Drei praktische Werkzeuge, die ATLAS bereitstellt:
- Skalierungsrechner: Wenn Sie die Sprachunterstützung verdoppeln möchten (von K auf 2K Sprachen), müssen Sie die Modellgröße um den Faktor 1,18 und die Gesamtdatenmenge um den Faktor 1,66 erhöhen.
- Leitfaden zur Sprachkombination: Eine Heatmap, die zeigt, welche Sprachen am besten zusammen funktionieren; Englisch, Französisch und Spanisch helfen insgesamt den meisten Sprachen.
- Entscheidung zwischen Pretraining und Fine-Tuning: Eine Formel zeigt, wann man bei null anfangen und wann man auf einem bestehenden mehrsprachigen Modell aufbauen sollte (bei Modellen mit 2 Milliarden Parametern üblicherweise zwischen 144 und 283 Milliarden Token).

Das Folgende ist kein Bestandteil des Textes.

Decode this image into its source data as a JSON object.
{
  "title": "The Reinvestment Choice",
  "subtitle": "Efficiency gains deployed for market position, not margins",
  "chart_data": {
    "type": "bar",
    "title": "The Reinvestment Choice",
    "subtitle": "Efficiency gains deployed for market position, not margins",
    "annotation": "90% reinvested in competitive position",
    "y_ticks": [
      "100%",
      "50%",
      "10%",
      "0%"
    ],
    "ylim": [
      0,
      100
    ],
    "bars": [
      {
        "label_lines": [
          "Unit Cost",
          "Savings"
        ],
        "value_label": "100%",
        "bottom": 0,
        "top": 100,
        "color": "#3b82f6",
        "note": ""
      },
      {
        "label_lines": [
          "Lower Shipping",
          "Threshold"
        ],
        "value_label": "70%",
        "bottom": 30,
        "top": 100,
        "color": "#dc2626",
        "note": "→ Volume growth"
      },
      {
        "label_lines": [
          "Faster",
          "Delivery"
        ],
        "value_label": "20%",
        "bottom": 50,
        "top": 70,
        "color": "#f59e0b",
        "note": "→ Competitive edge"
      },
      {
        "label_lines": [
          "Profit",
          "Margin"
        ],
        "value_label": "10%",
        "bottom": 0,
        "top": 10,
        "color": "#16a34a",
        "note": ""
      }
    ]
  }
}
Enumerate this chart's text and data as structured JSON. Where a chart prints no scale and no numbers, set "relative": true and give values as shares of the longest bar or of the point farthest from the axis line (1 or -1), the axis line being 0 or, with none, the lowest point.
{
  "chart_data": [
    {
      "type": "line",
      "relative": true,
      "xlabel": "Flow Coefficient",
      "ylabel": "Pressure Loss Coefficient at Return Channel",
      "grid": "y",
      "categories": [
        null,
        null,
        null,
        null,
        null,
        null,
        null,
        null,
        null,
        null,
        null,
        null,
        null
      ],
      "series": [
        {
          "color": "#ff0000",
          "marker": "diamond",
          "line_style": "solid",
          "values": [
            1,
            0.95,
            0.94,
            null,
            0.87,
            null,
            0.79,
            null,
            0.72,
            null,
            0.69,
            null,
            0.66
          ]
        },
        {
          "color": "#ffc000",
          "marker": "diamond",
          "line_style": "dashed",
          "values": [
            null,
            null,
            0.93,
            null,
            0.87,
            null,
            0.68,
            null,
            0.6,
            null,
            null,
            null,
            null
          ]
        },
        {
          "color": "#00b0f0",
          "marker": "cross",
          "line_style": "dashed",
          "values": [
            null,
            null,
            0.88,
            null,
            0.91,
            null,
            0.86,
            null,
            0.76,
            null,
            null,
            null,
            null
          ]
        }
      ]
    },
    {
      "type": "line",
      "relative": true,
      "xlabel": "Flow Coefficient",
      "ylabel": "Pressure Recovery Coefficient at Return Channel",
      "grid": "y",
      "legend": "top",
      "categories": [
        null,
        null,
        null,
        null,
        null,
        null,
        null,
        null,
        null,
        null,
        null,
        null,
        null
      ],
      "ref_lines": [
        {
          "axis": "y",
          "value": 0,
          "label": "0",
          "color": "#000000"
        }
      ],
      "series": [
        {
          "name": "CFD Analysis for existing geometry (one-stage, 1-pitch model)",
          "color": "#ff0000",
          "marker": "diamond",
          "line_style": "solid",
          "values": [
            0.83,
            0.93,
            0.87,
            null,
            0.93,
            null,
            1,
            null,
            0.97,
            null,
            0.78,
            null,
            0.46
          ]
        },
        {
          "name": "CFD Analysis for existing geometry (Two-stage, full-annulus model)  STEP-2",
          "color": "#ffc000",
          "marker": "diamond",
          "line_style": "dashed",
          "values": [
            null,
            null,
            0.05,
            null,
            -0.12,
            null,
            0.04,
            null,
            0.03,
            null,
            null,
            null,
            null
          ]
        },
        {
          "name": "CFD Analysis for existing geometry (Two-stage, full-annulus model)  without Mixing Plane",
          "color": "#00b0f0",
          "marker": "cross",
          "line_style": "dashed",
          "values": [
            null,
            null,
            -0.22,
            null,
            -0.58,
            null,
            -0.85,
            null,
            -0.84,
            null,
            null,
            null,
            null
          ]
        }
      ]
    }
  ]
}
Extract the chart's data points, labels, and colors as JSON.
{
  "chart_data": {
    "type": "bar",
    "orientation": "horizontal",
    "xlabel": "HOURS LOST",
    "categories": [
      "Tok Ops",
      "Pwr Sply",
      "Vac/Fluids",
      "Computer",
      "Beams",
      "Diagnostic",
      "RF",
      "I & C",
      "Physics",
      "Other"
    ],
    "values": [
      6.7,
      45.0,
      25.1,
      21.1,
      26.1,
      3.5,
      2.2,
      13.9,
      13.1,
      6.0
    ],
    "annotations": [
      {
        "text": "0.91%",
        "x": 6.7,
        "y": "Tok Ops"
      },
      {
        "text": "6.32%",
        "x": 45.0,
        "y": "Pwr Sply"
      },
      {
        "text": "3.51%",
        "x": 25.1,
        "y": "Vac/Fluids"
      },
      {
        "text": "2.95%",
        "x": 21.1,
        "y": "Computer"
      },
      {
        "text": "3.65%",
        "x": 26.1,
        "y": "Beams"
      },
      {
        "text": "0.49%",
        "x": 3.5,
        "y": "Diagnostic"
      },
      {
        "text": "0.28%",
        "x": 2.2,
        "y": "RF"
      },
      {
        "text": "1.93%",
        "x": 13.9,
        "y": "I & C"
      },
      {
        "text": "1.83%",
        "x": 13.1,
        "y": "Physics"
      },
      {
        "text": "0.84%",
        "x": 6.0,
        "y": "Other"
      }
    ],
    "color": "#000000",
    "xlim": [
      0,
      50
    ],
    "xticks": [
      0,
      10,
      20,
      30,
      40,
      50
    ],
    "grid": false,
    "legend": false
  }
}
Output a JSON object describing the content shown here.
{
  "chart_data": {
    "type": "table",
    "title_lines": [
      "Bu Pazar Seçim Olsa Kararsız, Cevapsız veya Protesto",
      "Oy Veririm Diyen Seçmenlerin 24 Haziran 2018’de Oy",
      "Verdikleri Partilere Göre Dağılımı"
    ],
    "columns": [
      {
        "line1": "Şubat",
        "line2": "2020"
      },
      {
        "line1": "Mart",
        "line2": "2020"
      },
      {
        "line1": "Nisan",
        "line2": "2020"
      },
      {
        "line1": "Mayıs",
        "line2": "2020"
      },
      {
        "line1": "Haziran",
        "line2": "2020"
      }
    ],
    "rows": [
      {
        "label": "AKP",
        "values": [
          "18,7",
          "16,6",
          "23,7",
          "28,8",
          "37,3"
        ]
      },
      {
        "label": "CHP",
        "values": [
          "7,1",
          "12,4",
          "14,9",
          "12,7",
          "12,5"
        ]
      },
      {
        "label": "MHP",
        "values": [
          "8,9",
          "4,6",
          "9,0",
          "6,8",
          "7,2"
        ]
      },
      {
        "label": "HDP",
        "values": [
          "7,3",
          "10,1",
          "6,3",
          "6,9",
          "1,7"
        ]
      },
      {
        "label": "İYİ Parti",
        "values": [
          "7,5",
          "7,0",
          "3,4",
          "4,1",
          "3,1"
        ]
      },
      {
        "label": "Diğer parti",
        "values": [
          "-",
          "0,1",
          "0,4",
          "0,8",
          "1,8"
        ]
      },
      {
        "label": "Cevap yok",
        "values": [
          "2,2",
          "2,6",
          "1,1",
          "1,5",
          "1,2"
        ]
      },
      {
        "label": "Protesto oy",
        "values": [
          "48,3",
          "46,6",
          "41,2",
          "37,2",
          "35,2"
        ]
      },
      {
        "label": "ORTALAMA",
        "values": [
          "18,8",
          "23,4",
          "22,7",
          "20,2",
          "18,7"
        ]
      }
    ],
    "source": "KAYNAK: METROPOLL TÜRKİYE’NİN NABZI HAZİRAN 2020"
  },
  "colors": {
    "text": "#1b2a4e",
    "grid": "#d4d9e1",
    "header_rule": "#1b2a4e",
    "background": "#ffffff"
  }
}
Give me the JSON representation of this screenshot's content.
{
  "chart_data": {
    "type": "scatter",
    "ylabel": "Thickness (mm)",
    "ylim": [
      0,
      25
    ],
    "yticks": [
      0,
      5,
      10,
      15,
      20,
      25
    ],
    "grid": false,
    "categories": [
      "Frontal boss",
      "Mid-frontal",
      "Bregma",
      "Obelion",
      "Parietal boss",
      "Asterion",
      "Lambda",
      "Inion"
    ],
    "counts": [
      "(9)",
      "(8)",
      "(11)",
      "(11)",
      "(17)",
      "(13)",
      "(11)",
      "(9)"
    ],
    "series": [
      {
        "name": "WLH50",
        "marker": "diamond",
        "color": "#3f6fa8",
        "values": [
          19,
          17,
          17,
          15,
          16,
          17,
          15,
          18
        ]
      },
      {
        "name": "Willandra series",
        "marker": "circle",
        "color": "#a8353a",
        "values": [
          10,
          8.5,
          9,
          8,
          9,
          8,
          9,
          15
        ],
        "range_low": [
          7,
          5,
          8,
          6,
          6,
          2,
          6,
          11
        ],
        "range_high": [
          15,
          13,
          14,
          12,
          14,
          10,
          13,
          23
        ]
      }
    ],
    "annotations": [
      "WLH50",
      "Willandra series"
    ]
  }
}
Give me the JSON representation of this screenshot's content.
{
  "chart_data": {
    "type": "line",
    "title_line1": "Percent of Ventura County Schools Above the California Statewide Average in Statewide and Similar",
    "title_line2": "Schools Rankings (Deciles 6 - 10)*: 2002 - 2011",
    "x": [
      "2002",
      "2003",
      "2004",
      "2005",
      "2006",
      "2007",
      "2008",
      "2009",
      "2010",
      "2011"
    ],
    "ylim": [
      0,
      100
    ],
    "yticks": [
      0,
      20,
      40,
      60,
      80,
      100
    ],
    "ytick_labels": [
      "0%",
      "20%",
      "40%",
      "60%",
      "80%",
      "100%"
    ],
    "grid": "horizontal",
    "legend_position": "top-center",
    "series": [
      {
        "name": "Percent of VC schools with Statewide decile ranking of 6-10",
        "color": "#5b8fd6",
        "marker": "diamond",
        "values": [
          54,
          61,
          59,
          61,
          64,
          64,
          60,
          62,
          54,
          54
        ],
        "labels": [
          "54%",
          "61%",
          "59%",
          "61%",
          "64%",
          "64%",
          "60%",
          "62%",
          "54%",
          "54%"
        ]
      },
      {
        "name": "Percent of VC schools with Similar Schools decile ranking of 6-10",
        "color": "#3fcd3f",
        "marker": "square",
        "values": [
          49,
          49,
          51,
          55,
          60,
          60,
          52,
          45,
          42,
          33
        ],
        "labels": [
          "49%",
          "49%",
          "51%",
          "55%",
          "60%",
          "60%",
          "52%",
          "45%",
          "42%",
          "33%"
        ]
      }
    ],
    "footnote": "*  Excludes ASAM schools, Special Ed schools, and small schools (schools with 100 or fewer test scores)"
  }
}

Die Forschenden nahmen sich auch des „Fluchs der Mehrsprachigkeit“ an – also der Tatsache, dass die Leistung typischerweise sinkt, wenn weitere Sprachen hinzukommen. Die gute Nachricht: Der Fluch ist real, aber gering. Sprachen, die Schriftsysteme teilen, erzeugen genügend positive Synergien, um die meisten Kapazitätsbeschränkungen auszugleichen.
Warum das wichtig ist
Mehr als 50 % der KI-Nutzer sprechen nicht englische Sprachen, doch Skalierungsgesetze waren bislang überwiegend auf das Englische ausgerichtet. Entwickler, die mehrsprachige KI entwickeln, mussten bei Modellgröße und Trainingsdaten teure Schätzungen anstellen.
ATLAS liefert ihnen einen datengestützten Leitfaden. Die nächste Generation mehrsprachiger Modelle dürfte in Sprachen jenseits des Englischen tatsächlich gut funktionieren, weil Unternehmen nun genau wissen, wie sie ihr Rechenbudget effizient auf die einzelnen Sprachen verteilen.
Wie es weitergeht: Modellentwickler bei Unternehmen wie Anthropic, OpenAI, und Google werden diese Skalierungsprinzipien in den nächsten 6–12 Monaten wahrscheinlich übernehmen (vielleicht tun das auch die chinesischen Labore!). Wer mehrsprachige KI-Produkte entwickelt oder bewertet, sollte prüfen, welche Sprachen beim Training priorisiert wurden; ATLAS zeigt, dass diese Entscheidungen messbare Auswirkungen haben.